Last week, Liverpool City Council announced that it had appointed a team of planning experts to prepare a new tall buildings policy for the city.
The city council revealed that it was seeking to adopt the policy as a Supplementary Planning Document (SPD) by the end of 2019, following a public consultation exercise in the summer.
The adoption of the policy will then see it used to guide three key issues:
- The height of tall buildings – the policy will assess appropriate height in relation to existing buildings and the environment
- The location of tall buildings – the policy will identify appropriate locations and the potential for “tall building clusters” in the city centre
- The design of tall buildings – the policy will encourage best practice in building design
The consultants selected to take on this challenge have been named as Urban Initiatives Studio (UIS), who will be supported by heritage specialists from Chris Blandford Associates (CBA).
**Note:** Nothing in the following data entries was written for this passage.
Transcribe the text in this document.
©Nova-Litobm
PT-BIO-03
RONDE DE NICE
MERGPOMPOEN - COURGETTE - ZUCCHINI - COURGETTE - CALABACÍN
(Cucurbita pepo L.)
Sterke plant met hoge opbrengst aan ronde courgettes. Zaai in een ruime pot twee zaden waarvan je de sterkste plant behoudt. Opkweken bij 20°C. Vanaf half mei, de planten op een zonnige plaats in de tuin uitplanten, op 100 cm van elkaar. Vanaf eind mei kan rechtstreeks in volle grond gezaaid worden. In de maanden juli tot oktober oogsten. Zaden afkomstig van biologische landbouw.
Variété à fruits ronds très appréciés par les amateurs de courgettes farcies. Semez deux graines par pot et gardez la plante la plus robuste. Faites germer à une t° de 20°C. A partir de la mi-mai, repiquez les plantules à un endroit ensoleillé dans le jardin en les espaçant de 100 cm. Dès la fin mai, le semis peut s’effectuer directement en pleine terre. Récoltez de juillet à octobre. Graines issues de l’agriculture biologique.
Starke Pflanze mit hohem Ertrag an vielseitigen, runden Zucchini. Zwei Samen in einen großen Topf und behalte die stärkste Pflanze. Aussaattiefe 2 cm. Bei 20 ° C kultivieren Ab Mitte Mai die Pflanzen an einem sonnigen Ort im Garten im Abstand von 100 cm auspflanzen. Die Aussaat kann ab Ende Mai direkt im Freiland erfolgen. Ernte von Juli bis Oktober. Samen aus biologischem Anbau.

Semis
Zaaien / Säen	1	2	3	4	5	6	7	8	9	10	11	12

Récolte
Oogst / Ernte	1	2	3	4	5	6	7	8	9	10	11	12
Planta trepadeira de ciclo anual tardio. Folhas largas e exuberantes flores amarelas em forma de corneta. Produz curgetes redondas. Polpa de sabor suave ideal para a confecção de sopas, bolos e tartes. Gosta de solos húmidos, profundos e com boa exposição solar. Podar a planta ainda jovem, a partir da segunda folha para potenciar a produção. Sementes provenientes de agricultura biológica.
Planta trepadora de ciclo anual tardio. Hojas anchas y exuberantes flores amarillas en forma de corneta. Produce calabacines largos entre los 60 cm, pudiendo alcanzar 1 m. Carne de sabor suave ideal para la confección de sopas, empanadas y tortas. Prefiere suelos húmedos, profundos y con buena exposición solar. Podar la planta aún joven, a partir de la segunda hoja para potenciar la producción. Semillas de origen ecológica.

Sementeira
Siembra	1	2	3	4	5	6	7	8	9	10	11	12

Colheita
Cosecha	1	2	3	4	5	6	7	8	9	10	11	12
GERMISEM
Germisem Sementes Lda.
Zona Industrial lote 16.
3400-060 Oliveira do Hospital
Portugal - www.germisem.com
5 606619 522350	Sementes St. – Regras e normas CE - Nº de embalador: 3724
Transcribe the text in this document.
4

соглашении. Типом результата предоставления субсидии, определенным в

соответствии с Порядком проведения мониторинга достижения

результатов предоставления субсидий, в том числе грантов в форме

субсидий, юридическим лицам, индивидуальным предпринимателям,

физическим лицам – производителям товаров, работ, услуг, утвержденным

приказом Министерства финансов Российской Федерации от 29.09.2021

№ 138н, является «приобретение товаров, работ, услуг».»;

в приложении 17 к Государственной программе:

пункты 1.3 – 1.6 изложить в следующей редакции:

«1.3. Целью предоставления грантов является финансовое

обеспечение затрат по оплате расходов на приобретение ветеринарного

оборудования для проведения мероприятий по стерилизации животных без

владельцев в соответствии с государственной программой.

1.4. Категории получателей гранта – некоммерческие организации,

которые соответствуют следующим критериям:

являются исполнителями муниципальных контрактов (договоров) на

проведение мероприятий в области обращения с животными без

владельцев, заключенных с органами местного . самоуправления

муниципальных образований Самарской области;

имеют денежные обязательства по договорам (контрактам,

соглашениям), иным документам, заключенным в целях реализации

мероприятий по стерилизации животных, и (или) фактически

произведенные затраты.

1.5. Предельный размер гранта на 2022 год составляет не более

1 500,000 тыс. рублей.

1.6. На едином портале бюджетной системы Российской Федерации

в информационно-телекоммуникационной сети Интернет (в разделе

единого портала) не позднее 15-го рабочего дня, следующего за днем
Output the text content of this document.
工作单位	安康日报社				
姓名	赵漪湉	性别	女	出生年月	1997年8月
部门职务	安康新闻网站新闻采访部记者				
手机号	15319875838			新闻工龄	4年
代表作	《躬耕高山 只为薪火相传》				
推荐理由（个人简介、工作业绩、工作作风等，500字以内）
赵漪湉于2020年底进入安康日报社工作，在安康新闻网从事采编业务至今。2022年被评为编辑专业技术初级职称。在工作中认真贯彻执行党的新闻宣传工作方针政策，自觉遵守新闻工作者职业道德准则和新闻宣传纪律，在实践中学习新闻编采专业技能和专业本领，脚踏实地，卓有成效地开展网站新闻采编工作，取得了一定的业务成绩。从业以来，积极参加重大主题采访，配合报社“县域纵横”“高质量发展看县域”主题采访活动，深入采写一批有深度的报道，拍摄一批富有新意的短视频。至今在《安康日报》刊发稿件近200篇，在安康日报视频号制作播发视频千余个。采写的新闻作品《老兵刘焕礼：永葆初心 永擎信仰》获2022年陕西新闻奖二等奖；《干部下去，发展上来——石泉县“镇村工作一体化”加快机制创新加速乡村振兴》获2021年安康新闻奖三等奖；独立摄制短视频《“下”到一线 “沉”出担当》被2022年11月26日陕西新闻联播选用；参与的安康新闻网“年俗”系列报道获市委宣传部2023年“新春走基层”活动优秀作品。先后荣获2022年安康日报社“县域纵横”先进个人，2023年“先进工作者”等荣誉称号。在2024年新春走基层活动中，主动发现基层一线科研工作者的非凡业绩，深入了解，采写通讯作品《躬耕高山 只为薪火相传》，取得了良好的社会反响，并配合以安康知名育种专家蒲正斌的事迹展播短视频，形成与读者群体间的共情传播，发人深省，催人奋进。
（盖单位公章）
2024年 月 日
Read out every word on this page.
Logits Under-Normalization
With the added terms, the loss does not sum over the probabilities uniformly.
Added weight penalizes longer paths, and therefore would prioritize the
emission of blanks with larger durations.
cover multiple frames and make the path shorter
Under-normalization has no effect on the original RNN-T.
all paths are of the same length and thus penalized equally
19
Tall Buildings Policy: Progression & Proactive Approach
The appointment of this team is yet another indicator of Liverpool’s unprecedented regeneration boom, with £14bn of investment in the pipeline over the coming decade. The Tall Buildings SPD will be an important planning tool to guide and frame this growth.
Adam Mokhtar, Director at ArchiPhonic, said: “The new tall buildings policy represents an amazing progression of the city and a proactive approach to the planning process as a whole.
“The number of consultants being brought in to orchestrate these important decisions and help to shape our amazing city and is an interesting and welcome move. It’s such an exciting time for Liverpool and to see the amount of investment already set would be unfathomable 10 years ago, which makes it even better.”
Speaking of the new policy the Mayor of Liverpool, Joe Anderson, said: “Liverpool is undergoing a huge transformation and a new tall buildings policy is going to be crucial not only in helping to shape the city’s landscape but also to set the highest expectations for architectural design.
“Liverpool has a unique set of characteristics, most notably our historic buildings and we need to define where tall buildings will be best situated. We want to achieve that delicate balance between encouraging development and complementing the quality of Liverpool’s existing architecture and we are very fortunate to have a 3d model of the city to assist these planners and engineers in this regard.
“I’m delighted we’ve appointed world leaders in this field, both UIS and CBA have a wealth of experience in guiding cities on these issues right across the UK and Ireland and have displayed a great working knowledge of what the city is aiming to achieve. I look forward to seeing the draft plan and sharing their thoughts with the public this summer.”